Using instance_nearest_extended by Kyle_Solo, I was able to come up with a routine that allows for “cannibal” AI targeting — that is, targeting an object of the same type as the seeker.

I struggled for a long time to use the instance_xth_nearest() method to accomplish cannibal targeting, which seemed to be suitable as it has a built-in criteria test, but was unable to get the function to work as desired. I’m still not entirely sure why, but I am guessing that it may be due to the “other” keyword being undefined or referencing “noone” when an object is not involved in a collision.

I ended up successfully completing the project using instance_nth_nearest and a bit of extra code which performed the criteria testing that I required. In order to get my testing code to work, I had to introduce a global variable to count the number of instances of the targeted object, so I could construct a loop to iterate over them using instance_xth_nearest().

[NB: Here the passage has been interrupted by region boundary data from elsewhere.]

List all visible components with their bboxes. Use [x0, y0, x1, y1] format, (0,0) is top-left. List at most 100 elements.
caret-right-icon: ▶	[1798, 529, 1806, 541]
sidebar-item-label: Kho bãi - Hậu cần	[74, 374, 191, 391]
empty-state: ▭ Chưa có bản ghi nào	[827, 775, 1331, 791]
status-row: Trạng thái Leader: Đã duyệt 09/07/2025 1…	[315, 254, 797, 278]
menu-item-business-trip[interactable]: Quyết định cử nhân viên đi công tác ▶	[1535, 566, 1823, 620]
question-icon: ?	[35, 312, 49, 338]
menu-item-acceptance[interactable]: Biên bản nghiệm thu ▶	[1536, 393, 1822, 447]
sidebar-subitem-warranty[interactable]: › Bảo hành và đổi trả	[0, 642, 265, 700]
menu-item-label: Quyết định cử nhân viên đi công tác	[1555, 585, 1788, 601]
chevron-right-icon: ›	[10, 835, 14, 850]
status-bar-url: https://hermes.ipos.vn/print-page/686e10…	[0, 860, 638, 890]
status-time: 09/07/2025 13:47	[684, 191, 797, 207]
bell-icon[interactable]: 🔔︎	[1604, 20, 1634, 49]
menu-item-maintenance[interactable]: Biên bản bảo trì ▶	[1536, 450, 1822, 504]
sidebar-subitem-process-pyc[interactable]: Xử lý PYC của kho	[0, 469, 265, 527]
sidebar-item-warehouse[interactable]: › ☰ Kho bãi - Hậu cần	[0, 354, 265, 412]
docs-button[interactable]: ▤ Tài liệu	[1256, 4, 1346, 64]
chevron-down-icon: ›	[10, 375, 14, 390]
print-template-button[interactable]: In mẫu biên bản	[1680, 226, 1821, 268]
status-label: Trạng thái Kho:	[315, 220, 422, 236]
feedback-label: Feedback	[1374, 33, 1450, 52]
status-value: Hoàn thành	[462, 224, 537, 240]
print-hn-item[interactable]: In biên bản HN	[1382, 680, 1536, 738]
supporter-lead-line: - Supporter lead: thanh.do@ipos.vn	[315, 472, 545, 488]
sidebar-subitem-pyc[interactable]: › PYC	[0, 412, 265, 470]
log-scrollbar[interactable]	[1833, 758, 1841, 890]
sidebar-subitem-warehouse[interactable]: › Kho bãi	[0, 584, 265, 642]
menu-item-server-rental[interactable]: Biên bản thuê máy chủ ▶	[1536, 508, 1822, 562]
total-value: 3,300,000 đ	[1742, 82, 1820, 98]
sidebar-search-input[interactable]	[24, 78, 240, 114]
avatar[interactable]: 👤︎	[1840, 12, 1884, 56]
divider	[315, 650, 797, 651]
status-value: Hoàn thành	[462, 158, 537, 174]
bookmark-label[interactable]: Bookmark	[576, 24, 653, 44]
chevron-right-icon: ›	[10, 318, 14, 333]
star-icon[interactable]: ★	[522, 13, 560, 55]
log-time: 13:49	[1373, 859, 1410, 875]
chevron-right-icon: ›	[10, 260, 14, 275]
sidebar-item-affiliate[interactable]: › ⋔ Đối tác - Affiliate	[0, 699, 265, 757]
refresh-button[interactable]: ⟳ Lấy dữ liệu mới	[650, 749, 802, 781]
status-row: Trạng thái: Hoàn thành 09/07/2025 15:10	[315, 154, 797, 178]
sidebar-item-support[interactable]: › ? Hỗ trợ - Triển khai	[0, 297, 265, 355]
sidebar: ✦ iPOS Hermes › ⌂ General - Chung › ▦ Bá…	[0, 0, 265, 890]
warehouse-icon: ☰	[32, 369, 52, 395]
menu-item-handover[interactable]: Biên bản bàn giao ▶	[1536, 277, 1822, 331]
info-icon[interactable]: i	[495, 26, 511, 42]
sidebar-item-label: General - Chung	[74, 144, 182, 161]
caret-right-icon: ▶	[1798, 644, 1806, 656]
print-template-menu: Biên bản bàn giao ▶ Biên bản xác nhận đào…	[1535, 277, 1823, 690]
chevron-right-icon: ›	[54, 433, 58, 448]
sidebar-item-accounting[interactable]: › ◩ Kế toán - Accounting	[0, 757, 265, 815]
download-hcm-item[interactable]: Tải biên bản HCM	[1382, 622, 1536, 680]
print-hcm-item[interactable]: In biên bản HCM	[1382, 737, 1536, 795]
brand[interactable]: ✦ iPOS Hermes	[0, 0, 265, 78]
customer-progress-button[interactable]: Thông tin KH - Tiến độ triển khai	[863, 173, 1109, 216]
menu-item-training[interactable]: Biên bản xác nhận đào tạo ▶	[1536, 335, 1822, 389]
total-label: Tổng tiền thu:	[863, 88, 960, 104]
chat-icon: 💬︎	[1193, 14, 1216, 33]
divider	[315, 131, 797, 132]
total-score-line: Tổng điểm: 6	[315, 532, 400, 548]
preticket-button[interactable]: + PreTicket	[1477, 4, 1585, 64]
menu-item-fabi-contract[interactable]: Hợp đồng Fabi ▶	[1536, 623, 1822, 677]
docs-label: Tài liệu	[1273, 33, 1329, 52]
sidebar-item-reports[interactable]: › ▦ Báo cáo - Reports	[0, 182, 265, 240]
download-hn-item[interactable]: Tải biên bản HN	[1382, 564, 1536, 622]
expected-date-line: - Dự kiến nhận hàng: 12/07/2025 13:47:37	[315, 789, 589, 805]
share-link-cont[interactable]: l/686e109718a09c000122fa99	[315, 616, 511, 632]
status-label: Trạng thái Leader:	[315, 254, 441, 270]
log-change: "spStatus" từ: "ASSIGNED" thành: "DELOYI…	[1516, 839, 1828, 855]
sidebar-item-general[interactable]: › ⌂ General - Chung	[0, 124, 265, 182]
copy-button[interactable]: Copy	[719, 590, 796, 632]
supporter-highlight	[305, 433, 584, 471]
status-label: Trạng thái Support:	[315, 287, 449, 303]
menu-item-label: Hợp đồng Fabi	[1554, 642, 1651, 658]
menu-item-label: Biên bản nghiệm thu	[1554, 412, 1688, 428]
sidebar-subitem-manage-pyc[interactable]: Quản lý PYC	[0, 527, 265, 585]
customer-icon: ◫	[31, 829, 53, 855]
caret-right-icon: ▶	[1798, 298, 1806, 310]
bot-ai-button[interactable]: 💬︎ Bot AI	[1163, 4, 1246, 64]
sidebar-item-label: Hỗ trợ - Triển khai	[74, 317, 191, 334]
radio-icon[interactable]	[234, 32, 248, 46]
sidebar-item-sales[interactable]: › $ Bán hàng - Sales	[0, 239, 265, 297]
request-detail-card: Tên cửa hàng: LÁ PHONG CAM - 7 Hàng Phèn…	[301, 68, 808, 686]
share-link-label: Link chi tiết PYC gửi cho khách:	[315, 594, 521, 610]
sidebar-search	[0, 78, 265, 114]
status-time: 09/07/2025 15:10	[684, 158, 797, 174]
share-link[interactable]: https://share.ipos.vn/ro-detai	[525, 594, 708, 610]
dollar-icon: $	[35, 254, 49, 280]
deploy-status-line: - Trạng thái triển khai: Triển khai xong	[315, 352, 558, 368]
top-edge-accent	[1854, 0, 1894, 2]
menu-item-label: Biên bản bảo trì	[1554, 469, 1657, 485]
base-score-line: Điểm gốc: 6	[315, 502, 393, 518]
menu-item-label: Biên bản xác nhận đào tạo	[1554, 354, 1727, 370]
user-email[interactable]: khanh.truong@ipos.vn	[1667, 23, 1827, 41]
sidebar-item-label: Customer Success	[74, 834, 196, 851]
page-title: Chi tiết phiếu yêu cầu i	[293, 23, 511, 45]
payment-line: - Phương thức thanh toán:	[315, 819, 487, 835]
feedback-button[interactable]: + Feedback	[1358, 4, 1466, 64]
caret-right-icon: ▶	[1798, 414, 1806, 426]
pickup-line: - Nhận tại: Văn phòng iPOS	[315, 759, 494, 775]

I’m wondering if there isn’t a faster or more graceful way to accomplish this, but it works well for now.

In the video above, the Arrows target the nearest Arrow that is small enough for them to “beat”. The rule I am using here is that a bigger arrow must be 1.3x the size of a smaller arrow in order to be able to “beat” it, but this could be modified to some other condition by changing the can_beat() function. If a candidate target cannot be “beaten” the arrow considers the next nearest arrow, and so on, until all of the instances of the targeted object type have been checked. If no arrow is small enough to be “beaten”, the arrow flies in a straight direction.

Source .gml and a demo .gmk project is available at the Releases page; a .gex extension build will be released in the near future.